There's a tired stereotype that says folks of a certain age and modern technology keep a polite distance from each other. Spend five minutes with the calendar and you'll watch that myth dissolve. The community has built an entire ecosystem of tech clubs - some practical, some delightfully obscure - and they are very much in the business of getting their geek on.

The tinkerers

The flagship of the whole fleet is Hands-On Tech, known affectionately as HOT, and its own pitch says it best: "Come explore the exciting world of small computers, 3D printing, electronics, and Meshtastic with fellow tinkerers... Get your geek on, 'cause this is the place for it." Beginners and experts side by side, soldering irons out, building things that beep. If you've ever wanted to run a 3D printer or wire up a mesh radio network, your people are already meeting.

The help desk

Not everyone wants to build a robot - some folks just want their phone to stop doing the thing it keeps doing. For them, the calendar is a gift. There's a Computer-iPhone-iPad Club at Colony Cottage, Computer-Apple groups and drop-in sessions scattered across several rec centers, a Computer & Tech Club, and even a WordPress group for the website-builders. It's a community-run help desk staffed entirely by patient neighbors who have already solved the exact problem you're having.

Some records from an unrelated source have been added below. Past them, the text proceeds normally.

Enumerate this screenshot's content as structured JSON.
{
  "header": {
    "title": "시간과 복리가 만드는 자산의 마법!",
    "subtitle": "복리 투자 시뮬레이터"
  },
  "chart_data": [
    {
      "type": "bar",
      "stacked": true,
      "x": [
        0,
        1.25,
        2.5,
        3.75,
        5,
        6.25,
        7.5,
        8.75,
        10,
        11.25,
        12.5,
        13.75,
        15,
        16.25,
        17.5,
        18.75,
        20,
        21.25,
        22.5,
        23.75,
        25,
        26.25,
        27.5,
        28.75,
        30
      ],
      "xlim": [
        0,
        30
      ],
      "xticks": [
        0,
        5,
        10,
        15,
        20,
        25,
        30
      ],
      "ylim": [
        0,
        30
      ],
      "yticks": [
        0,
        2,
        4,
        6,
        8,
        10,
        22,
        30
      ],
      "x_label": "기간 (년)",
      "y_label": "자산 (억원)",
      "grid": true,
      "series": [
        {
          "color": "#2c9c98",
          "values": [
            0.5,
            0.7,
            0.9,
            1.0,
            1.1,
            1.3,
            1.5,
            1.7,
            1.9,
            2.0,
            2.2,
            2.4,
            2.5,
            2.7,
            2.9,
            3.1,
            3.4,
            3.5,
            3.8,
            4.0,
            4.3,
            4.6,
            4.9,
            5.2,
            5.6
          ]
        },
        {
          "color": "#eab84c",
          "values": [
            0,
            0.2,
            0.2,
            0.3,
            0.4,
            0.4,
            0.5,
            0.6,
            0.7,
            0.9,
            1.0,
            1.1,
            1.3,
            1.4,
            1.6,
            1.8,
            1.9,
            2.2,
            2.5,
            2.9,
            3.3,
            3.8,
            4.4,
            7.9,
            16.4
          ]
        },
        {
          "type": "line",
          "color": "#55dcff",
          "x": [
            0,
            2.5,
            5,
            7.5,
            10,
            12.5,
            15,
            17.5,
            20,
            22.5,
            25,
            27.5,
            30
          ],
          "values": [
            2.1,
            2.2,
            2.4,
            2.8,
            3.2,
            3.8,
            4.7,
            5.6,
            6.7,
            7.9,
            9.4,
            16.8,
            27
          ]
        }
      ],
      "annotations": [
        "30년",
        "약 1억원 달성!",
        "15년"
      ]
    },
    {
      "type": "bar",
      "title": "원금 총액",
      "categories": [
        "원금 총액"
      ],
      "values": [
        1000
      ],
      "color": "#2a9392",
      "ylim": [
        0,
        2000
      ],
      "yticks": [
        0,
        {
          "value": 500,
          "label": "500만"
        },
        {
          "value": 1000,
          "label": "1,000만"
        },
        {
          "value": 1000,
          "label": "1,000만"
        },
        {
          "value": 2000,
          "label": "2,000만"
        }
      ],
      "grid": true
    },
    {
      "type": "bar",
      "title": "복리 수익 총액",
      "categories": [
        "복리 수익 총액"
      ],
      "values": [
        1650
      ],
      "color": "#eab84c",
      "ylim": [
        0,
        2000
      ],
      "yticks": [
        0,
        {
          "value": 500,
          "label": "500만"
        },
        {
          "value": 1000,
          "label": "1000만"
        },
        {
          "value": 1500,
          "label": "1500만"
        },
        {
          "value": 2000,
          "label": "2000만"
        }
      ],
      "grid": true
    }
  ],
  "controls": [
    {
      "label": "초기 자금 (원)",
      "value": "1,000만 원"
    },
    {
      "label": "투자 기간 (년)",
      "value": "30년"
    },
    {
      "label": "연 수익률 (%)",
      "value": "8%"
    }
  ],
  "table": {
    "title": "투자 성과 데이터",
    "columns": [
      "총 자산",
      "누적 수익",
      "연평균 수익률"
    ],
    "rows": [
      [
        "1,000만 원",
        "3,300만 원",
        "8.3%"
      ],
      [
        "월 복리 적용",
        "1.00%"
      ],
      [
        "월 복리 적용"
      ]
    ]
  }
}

The curious and the obscure

Then there's the hobby wing, where things get gloriously specific. The Science & Tech Club is a homegrown lecture series, where, in its own words, "residents share their expertise and research in engaging presentations" - retired engineers and scientists teaching the rest of us something new. Nearby, the Amateur Radio club keeps the old art of ham radio alive, and the Village Drone club takes the hobby airborne. Add the digital-photography clubs and a Digital Artistry group, and the gadgets stretch from the workbench clear up into the sky.

The secret powerhouse: genealogy

Here's the surprise. The single biggest concentration of serious technologists in the community might be the genealogists. Tracing a family tree today means DNA matching, database wrangling, and detective work across the entire internet - and there's a whole constellation of groups for it: a dedicated Genealogy-Tech SIG, a RootsMagic software group, genetic-discovery sessions, and more than a dozen specialized branches from Irish to Italian to Eastern European. It is, in the nicest possible way, a room full of data scientists chasing their great-grandparents.

Never too late

Put it all together and the message is clear: the idea that you age out of curiosity is exactly backwards. These rooms are full of people learning to print in three dimensions, decode DNA, and finally tame the iPhone - not despite their years, but because a good mind never stops wanting a new puzzle. So if you've been waiting for permission, consider this it. Go on. Get your geek on.